Hi all, I’ve had a trawl around but can’t quite find the answer I’m looking for. I’m currently on Windows with 5 separate physical storage drives with different purposes - OS, games, media, apps, random bullshit.
I’ve been trialling Linux on and off for ages and I think I’ve settled on Garuda for now. I’d like to have a similar style of separation under Linux if possible - in case I fancy a change of distro etc.
I’m assuming I can just leave my media drive as just a drive. My understanding is that apps/games are installed in the /usr/bin folder?
Is it possible or even worthwhile specifying a /usr/bin/apps and /usr/bin/games folder and pointing each folder to their respective drive? Or as both drives are the same make/model would it just be better to use them both as a single virtual volume?
Thanks in advance!
You can. Someone else mentioned fstab and that’s how you’d do it.
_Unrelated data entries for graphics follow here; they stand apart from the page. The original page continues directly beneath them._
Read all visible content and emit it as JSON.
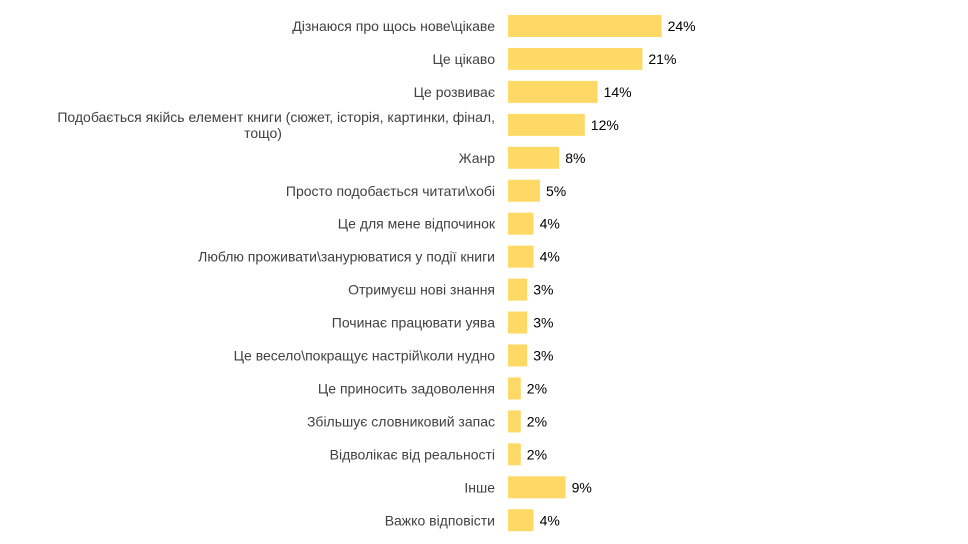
{
  "chart_data": {
    "type": "bar",
    "orientation": "horizontal",
    "categories": [
      "Дізнаюся про щось нове\\цікаве",
      "Це цікаво",
      "Це розвиває",
      "Подобається якійсь елемент книги (сюжет, історія, картинки, фінал, тощо)",
      "Жанр",
      "Просто подобається читати\\хобі",
      "Це для мене відпочинок",
      "Люблю проживати\\занурюватися  у події книги",
      "Отримуєш нові знання",
      "Починає працювати уява",
      "Це весело\\покращує настрій\\коли нудно",
      "Це приносить задоволення",
      "Збільшує словниковий запас",
      "Відволікає від реальності",
      "Інше",
      "Важко відповісти"
    ],
    "values": [
      24,
      21,
      14,
      12,
      8,
      5,
      4,
      4,
      3,
      3,
      3,
      2,
      2,
      2,
      9,
      4
    ],
    "value_labels": [
      "24%",
      "21%",
      "14%",
      "12%",
      "8%",
      "5%",
      "4%",
      "4%",
      "3%",
      "3%",
      "3%",
      "2%",
      "2%",
      "2%",
      "9%",
      "4%"
    ],
    "bar_color": "#FFD966",
    "grid": false,
    "legend": "none"
  }
}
Seems like a lot of work though.
Why are you doing things like that?
I can think of a couple of possible reasons:
Space. You just don’t have a big enough single disk to install all the games and media and stuff.
Performance. You might have a fast drive or interface to connect a drive to that’ll make things run quicker.
Plausible deniability: disconnect the games and porno drive and the work from home spyware can’t detect them.
Personal preference: all the porno is in its proper place, all the games are tucked away on their block device. Gods in his heaven.